STEP FOUR: Who do you know that will give you input and validation?
— Identify the people you have worked for and learned from as well as those you have worked with. Also think about professional associations and memberships you have where you can get a sense of what’s going on around you. Some of the people you talk to may turn up as advocates in other ways.
— Ask several people who know your work experience to offer their valuable comments and insights. Through dialogue from trusted sources, you can begin developing your story. This is excellent preparation for questions that you may be asked or want to ask others along the way.
Working through this framework will help you develop significant information about yourself and start to identify the elements of success and preference for best use of your talents in order to develop a career strategy and plan. I have been doing this work for over 35 years and it’s the people that I meet who drive my passion and give me validation for my beliefs.

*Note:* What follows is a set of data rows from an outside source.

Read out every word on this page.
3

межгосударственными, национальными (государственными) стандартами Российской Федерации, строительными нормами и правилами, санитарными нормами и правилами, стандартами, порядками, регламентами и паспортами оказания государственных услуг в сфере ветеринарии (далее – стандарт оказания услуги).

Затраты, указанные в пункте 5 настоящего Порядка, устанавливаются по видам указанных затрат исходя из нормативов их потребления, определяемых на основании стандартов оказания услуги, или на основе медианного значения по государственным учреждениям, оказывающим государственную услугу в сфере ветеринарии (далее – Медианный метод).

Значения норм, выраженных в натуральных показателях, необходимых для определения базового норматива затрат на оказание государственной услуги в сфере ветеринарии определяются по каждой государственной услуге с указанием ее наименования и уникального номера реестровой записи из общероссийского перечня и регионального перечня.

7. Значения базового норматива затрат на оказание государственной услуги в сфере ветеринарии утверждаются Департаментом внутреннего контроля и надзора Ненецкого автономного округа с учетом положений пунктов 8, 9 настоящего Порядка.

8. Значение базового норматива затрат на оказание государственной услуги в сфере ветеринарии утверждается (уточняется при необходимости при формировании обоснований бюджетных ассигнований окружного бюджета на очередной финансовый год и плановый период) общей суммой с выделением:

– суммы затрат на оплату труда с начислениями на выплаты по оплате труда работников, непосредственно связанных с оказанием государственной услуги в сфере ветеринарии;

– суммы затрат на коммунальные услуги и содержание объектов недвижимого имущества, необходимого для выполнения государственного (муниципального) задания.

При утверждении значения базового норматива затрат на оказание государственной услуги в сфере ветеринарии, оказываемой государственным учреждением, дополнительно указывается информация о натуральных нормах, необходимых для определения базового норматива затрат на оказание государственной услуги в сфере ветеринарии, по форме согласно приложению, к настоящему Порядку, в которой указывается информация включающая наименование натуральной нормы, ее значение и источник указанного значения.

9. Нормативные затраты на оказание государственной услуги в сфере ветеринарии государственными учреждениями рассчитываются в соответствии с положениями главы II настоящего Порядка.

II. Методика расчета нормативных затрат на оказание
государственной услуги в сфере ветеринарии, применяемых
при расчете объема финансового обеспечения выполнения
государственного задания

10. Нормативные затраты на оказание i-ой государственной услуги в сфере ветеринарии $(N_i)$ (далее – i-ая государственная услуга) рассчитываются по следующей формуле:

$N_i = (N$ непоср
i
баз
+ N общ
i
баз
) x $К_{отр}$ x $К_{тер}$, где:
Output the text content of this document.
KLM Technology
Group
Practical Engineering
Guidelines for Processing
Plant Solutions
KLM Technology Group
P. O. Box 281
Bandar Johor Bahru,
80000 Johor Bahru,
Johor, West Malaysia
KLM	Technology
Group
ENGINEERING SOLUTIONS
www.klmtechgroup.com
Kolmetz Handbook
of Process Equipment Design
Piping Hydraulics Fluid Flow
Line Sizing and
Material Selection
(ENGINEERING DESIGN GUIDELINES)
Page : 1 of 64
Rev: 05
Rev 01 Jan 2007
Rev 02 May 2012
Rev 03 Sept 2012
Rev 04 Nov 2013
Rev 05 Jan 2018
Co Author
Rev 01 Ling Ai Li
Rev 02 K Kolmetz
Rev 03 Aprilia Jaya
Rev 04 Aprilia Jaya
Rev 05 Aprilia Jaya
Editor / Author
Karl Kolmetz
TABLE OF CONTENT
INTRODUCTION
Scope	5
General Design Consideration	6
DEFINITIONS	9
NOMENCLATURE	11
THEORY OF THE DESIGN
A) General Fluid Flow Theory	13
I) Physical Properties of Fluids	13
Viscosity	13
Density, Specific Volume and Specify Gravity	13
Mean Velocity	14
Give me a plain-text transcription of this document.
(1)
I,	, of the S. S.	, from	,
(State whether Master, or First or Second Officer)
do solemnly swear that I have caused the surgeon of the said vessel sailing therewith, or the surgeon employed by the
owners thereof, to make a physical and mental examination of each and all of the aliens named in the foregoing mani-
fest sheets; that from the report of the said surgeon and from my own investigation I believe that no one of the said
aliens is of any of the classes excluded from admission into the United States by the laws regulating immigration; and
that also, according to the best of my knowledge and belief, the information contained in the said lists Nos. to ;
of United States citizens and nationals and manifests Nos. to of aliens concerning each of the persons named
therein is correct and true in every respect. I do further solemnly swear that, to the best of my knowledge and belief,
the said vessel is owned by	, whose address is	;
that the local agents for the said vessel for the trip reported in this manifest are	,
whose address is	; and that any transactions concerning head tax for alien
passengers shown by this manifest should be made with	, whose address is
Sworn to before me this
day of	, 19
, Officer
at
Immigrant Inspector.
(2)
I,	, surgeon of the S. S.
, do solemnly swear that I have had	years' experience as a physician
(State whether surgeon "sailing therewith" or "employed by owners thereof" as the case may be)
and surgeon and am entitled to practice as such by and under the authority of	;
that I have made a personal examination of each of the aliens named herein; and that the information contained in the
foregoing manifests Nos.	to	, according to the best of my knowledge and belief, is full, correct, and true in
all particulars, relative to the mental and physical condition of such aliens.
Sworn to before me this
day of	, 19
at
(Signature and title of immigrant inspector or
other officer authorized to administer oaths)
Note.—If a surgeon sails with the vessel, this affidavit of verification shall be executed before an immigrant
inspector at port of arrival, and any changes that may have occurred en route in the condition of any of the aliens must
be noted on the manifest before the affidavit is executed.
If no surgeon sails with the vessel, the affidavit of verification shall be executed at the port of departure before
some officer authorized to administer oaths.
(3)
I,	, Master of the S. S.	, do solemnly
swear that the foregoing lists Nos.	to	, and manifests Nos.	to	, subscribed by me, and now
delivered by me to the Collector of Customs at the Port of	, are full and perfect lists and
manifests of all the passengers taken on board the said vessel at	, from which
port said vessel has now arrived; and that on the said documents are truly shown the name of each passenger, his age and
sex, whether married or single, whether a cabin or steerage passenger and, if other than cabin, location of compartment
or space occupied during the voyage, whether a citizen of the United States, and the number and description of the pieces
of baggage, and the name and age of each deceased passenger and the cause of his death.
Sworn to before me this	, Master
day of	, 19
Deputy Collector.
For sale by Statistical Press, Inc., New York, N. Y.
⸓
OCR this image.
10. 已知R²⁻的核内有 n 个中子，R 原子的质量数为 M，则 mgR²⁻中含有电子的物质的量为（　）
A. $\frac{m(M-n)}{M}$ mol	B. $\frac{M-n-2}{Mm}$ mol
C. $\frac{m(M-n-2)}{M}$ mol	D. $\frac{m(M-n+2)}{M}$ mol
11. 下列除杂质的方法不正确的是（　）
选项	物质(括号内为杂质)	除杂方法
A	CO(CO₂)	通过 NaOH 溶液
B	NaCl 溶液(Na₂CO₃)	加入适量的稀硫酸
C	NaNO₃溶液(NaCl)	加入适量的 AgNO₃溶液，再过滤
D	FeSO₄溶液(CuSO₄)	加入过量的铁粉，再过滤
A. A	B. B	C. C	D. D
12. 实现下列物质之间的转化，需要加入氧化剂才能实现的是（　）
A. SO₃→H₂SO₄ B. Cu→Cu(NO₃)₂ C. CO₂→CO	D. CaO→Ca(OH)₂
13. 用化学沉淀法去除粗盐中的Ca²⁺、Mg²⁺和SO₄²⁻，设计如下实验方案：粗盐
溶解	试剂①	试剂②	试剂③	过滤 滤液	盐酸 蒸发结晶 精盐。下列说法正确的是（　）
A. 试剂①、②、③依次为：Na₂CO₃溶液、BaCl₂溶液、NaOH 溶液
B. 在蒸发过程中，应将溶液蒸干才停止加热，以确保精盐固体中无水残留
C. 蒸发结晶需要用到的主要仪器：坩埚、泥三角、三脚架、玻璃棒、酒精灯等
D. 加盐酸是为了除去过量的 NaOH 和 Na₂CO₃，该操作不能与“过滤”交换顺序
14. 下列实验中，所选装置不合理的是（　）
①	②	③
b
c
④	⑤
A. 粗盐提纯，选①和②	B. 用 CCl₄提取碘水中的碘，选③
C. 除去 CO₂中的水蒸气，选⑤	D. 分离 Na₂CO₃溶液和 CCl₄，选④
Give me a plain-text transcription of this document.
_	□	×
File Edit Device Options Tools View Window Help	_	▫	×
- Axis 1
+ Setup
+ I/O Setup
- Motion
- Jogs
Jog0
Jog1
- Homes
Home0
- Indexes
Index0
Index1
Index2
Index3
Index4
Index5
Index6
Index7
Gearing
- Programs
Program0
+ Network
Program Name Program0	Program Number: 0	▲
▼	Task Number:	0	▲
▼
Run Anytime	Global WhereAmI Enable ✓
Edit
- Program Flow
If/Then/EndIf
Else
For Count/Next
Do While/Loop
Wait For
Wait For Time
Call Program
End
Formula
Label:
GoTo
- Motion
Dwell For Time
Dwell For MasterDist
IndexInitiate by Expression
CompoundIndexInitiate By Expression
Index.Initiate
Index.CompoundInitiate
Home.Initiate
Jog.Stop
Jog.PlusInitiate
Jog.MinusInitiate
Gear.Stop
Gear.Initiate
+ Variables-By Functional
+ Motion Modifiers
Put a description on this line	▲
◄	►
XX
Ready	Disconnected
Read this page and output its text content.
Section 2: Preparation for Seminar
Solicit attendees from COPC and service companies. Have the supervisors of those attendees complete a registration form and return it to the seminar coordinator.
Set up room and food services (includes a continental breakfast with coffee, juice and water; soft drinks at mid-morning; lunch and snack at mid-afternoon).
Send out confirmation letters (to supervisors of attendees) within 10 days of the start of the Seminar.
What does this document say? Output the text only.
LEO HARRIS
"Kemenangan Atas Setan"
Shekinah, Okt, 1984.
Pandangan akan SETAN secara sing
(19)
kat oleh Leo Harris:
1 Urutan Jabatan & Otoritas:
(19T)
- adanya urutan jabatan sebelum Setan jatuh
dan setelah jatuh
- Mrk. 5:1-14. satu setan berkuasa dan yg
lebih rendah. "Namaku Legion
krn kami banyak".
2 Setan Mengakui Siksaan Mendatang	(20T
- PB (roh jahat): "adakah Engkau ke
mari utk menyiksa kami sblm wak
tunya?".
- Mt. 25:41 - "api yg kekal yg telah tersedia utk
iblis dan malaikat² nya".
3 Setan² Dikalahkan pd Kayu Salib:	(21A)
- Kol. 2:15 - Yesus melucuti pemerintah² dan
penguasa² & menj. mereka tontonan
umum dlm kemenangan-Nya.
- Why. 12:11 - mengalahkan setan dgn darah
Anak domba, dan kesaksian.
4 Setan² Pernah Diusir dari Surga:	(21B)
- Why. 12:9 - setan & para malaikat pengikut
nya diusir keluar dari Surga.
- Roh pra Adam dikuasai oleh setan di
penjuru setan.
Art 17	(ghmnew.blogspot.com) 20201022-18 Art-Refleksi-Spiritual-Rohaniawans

Just a few days ago, I was pleased to receive a message from a former executive that I worked with who shared the following thoughts with me:
“Bill, I just wanted to send you a quick note of appreciation from me and my colleague who was also your client. I can speak for both of us and say that thanks to you we are in a much better position that suits our (very different) requirements and skillsets. In fact, the most important lesson I learned from you is that I no longer wait for change to affect me, but I take control and change my environment. This mindset has unlocked a potential I never thought I had in me. Clearly a far more rewarding work life than I ever had previously.”
On behalf of all of us at Torchiana, wishing you much success in 2016 as you create your own pathway to Career Resilience.